Concepts and Techniques in Hydrological Network Design
Title | Concepts and Techniques in Hydrological Network Design PDF eBook |
Author | Marshall E. Moss |
Publisher | World Meteorological Organization |
Pages | 48 |
Release | 1982 |
Genre | Science |
ISBN |
Design Aspects of Hydrological Networks
Title | Design Aspects of Hydrological Networks PDF eBook |
Author | J. W. van der Made |
Publisher | |
Pages | 200 |
Release | 1986 |
Genre | Hydrologic models |
ISBN |
The design of hydrological networks takes place between the field of the phenomena to be measured on the one hand and the needs to measure on the other hand. Apart from a classification of the networks according to the variables to be measured one can distinguish the networks according to their objective, going from short term objectives, such as forecasting and operational management of water projects to long term objectives, such as trend detection. Again another distinction can be made in networks for water quantity and water quality data.

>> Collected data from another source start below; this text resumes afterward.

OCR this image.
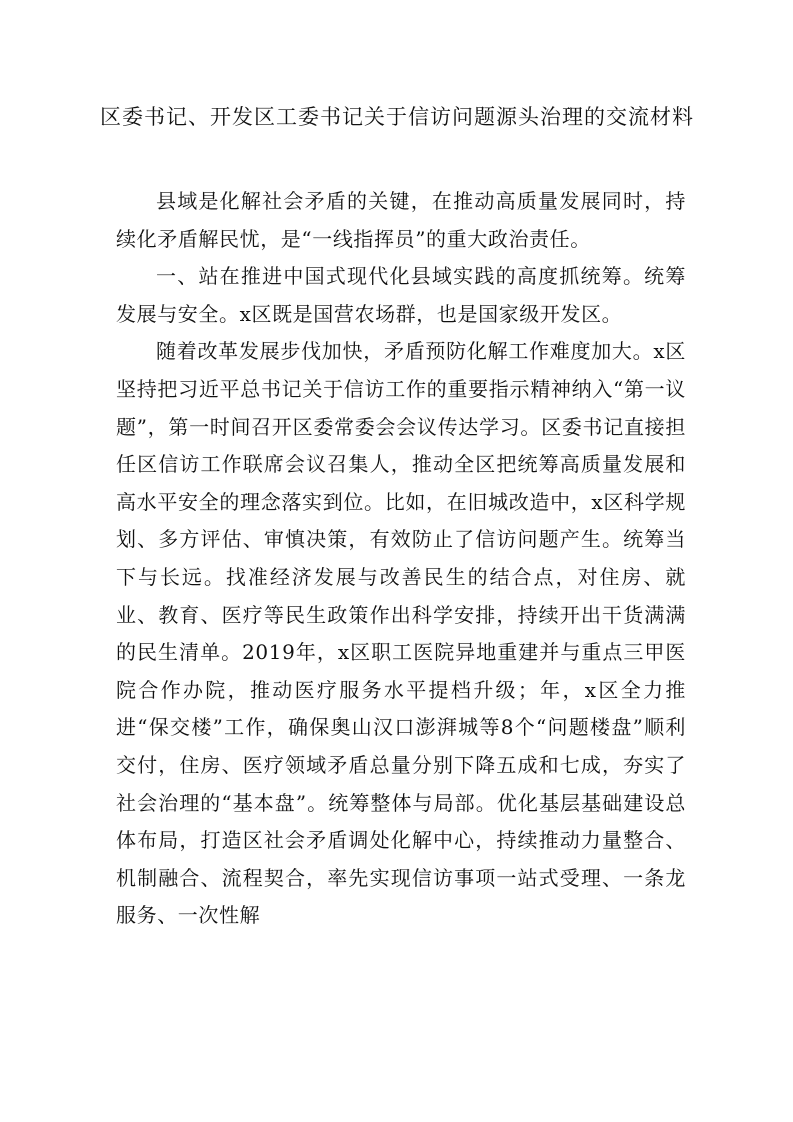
区委书记、开发区工委书记关于信访问题源头治理的交流材料

县域是化解社会矛盾的关键，在推动高质量发展同时，持续化矛盾解民忧，是“一线指挥员”的重大政治责任。

一、站在推进中国式现代化县域实践的高度抓统筹。统筹发展与安全。x区既是国营农场群，也是国家级开发区。

随着改革发展步伐加快，矛盾预防化解工作难度加大。x区坚持把习近平总书记关于信访工作的重要指示精神纳入“第一议题”，第一时间召开区委常委会会议传达学习。区委书记直接担任区信访工作联席会议召集人，推动全区把统筹高质量发展和高水平安全的理念落实到位。比如，在旧城改造中，x区科学规划、多方评估、审慎决策，有效防止了信访问题产生。统筹当下与长远。找准经济发展与改善民生的结合点，对住房、就业、教育、医疗等民生政策作出科学安排，持续开出干货满满的民生清单。2019年，x区职工医院异地重建并与重点三甲医院合作办院，推动医疗服务水平提档升级；年，x区全力推进“保交楼”工作，确保奥山汉口澎湃城等8个“问题楼盘”顺利交付，住房、医疗领域矛盾总量分别下降五成和七成，夯实了社会治理的“基本盘”。统筹整体与局部。优化基层基础建设总体布局，打造区社会矛盾调处化解中心，持续推动力量整合、机制融合、流程契合，率先实现信访事项一站式受理、一条龙服务、一次性解
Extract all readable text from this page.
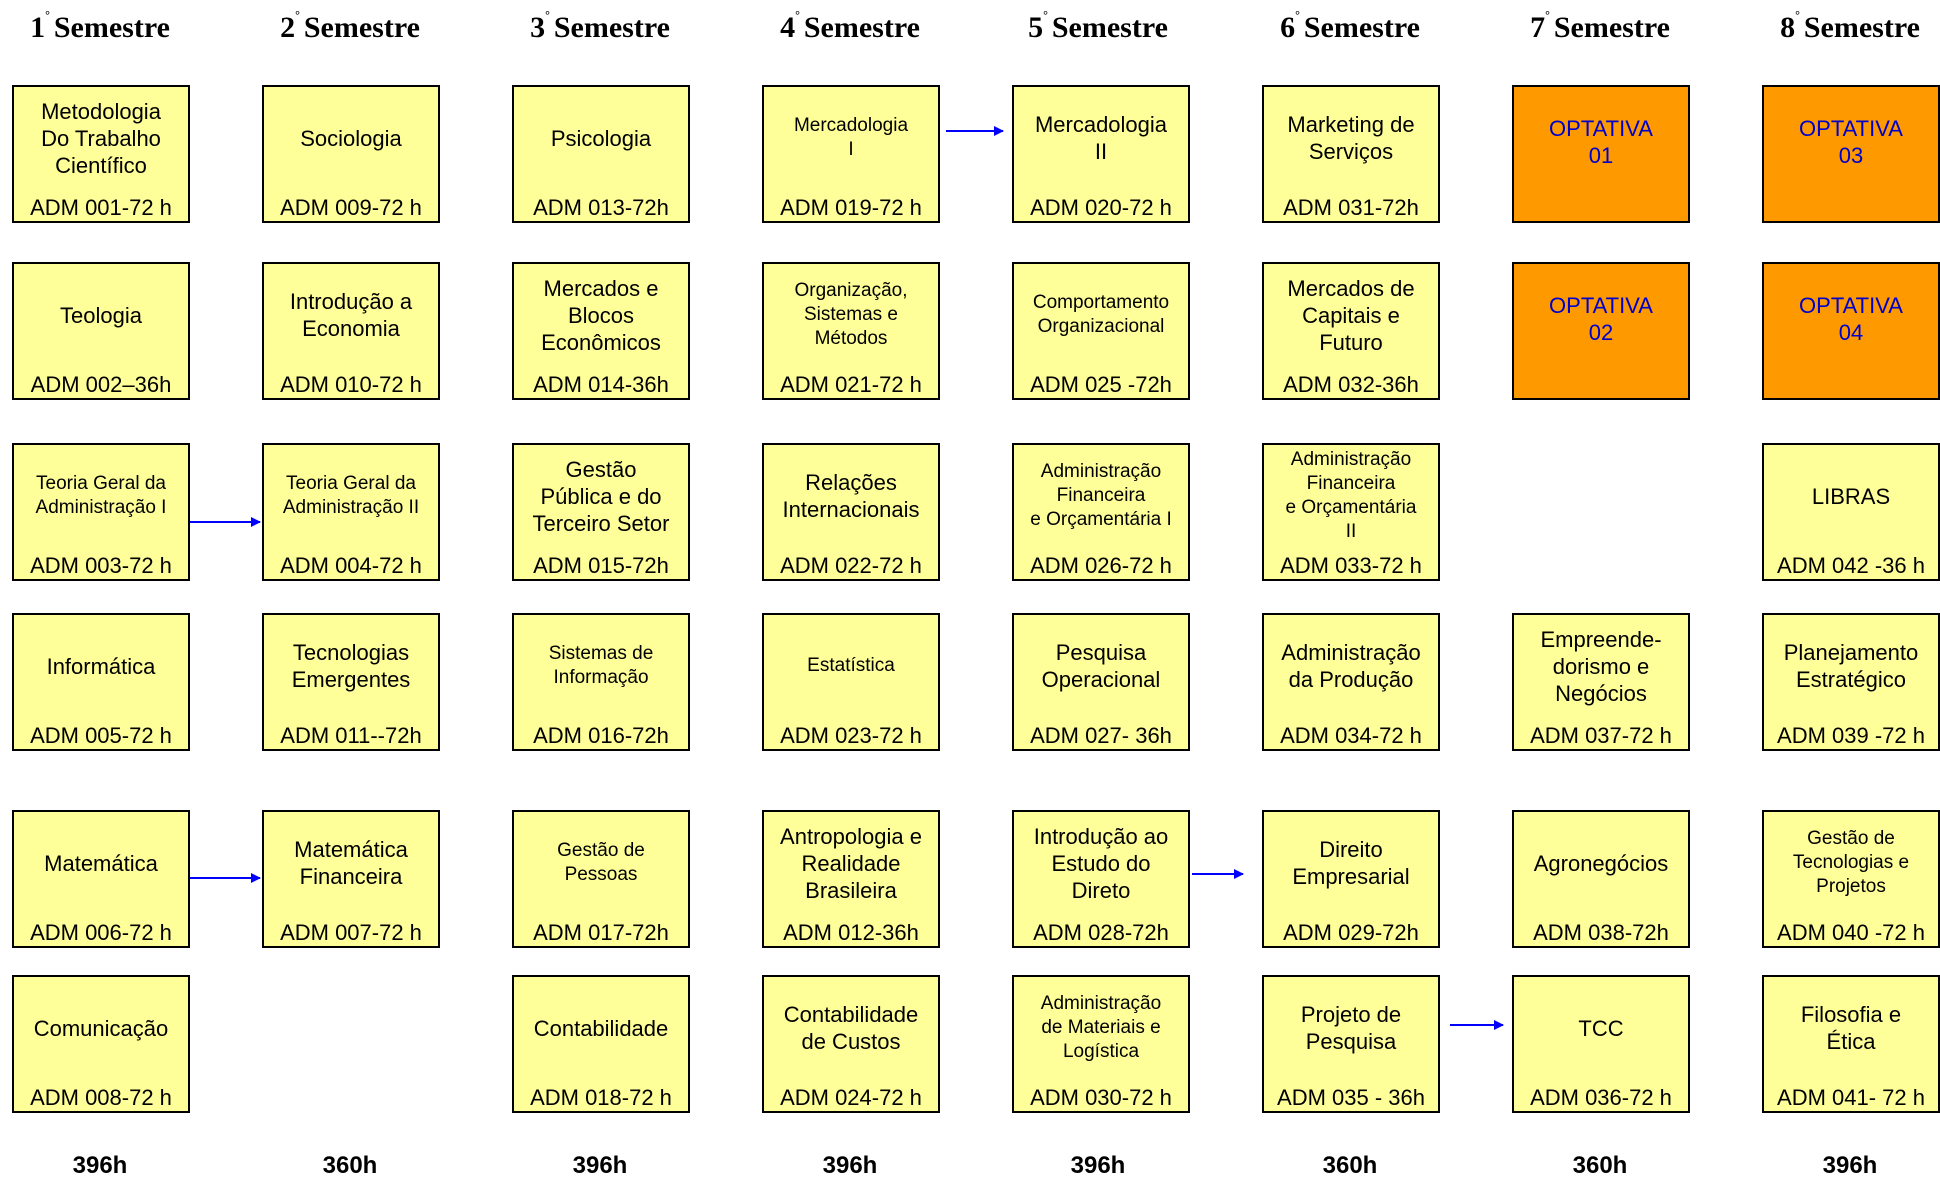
1° Semestre
Metodologia
Do Trabalho
Científico
ADM 001-72 h
Teologia
ADM 002–36h
Teoria Geral da
Administração I
ADM 003-72 h
Informática
ADM 005-72 h
Matemática
ADM 006-72 h
Comunicação
ADM 008-72 h
396h
2° Semestre
Sociologia
ADM 009-72 h
Introdução a
Economia
ADM 010-72 h
Teoria Geral da
Administração II
ADM 004-72 h
Tecnologias
Emergentes
ADM 011--72h
Matemática
Financeira
ADM 007-72 h
360h
3° Semestre
Psicologia
ADM 013-72h
Mercados e
Blocos
Econômicos
ADM 014-36h
Gestão
Pública e do
Terceiro Setor
ADM 015-72h
Sistemas de
Informação
ADM 016-72h
Gestão de
Pessoas
ADM 017-72h
Contabilidade
ADM 018-72 h
396h
4° Semestre
Mercadologia
I
ADM 019-72 h
Organização,
Sistemas e
Métodos
ADM 021-72 h
Relações
Internacionais
ADM 022-72 h
Estatística
ADM 023-72 h
Antropologia e
Realidade
Brasileira
ADM 012-36h
Contabilidade
de Custos
ADM 024-72 h
396h
5° Semestre
Mercadologia
II
ADM 020-72 h
Comportamento
Organizacional
ADM 025 -72h
Administração
Financeira
e Orçamentária I
ADM 026-72 h
Pesquisa
Operacional
ADM 027- 36h
Introdução ao
Estudo do
Direto
ADM 028-72h
Administração
de Materiais e
Logística
ADM 030-72 h
396h
6° Semestre
Marketing de
Serviços
ADM 031-72h
Mercados de
Capitais e
Futuro
ADM 032-36h
Administração
Financeira
e Orçamentária
II
ADM 033-72 h
Administração
da Produção
ADM 034-72 h
Direito
Empresarial
ADM 029-72h
Projeto de
Pesquisa
ADM 035 - 36h
360h
7° Semestre
OPTATIVA
01
OPTATIVA
02
Empreende-
dorismo e
Negócios
ADM 037-72 h
Agronegócios
ADM 038-72h
TCC
ADM 036-72 h
360h
8° Semestre
OPTATIVA
03
OPTATIVA
04
LIBRAS
ADM 042 -36 h
Planejamento
Estratégico
ADM 039 -72 h
Gestão de
Tecnologias e
Projetos
ADM 040 -72 h
Filosofia e
Ética
ADM 041- 72 h
396h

Integrated Design of Hydrological Networks
Title | Integrated Design of Hydrological Networks PDF eBook |
Author | International Association of Hydrological Sciences. Scientific Assembly |
Publisher | |
Pages | 442 |
Release | 1986 |
Genre | Groundwater |
ISBN |
Entropy Applications in Environmental and Water Engineering
Title | Entropy Applications in Environmental and Water Engineering PDF eBook |
Author | Huijuan Cui |
Publisher | MDPI |
Pages | 512 |
Release | 2019-03-07 |
Genre | Technology & Engineering |
ISBN | 3038972223 |
Entropy theory has wide applications to a range of problems in the fields of environmental and water engineering, including river hydraulic geometry, fluvial hydraulics, water monitoring network design, river flow forecasting, floods and droughts, river network analysis, infiltration, soil moisture, sediment transport, surface water and groundwater quality modeling, ecosystems modeling, water distribution networks, environmental and water resources management, and parameter estimation. Such applications have used several different entropy formulations, such as Shannon, Tsallis, Rényi, Burg, Kolmogorov, Kapur, configurational, and relative entropies, which can be derived in time, space, or frequency domains. More recently, entropy-based concepts have been coupled with other theories, including copula and wavelets, to study various issues associated with environmental and water resources systems. Recent studies indicate the enormous scope and potential of entropy theory in advancing research in the fields of environmental and water engineering, including establishing and explaining physical connections between theory and reality. The objective of this Special Issue is to provide a platform for compiling important recent and current research on the applications of entropy theory in environmental and water engineering. The contributions to this Special Issue have addressed many aspects associated with entropy theory applications and have shown the enormous scope and potential of entropy theory in advancing research in the fields of environmental and water engineering.
Open-file Report
Title | Open-file Report PDF eBook |
Author | |
Publisher | |
Pages | 116 |
Release | 1981 |
Genre | Geological surveys |
ISBN |
Scientific and Technical Aerospace Reports
Title | Scientific and Technical Aerospace Reports PDF eBook |
Author | |
Publisher | |
Pages | 500 |
Release | 1995 |
Genre | Aeronautics |
ISBN |
Artificial Neural Networks in Hydrology
Title | Artificial Neural Networks in Hydrology PDF eBook |
Author | R.S. Govindaraju |
Publisher | Springer Science & Business Media |
Pages | 338 |
Release | 2013-03-09 |
Genre | Science |
ISBN | 9401593418 |
R. S. GOVINDARAJU and ARAMACHANDRA RAO School of Civil Engineering Purdue University West Lafayette, IN. , USA Background and Motivation The basic notion of artificial neural networks (ANNs), as we understand them today, was perhaps first formalized by McCulloch and Pitts (1943) in their model of an artificial neuron. Research in this field remained somewhat dormant in the early years, perhaps because of the limited capabilities of this method and because there was no clear indication of its potential uses. However, interest in this area picked up momentum in a dramatic fashion with the works of Hopfield (1982) and Rumelhart et al. (1986). Not only did these studies place artificial neural networks on a firmer mathematical footing, but also opened the dOOf to a host of potential applications for this computational tool. Consequently, neural network computing has progressed rapidly along all fronts: theoretical development of different learning algorithms, computing capabilities, and applications to diverse areas from neurophysiology to the stock market. . Initial studies on artificial neural networks were prompted by adesire to have computers mimic human learning. As a result, the jargon associated with the technical literature on this subject is replete with expressions such as excitation and inhibition of neurons, strength of synaptic connections, learning rates, training, and network experience. ANNs have also been referred to as neurocomputers by people who want to preserve this analogy.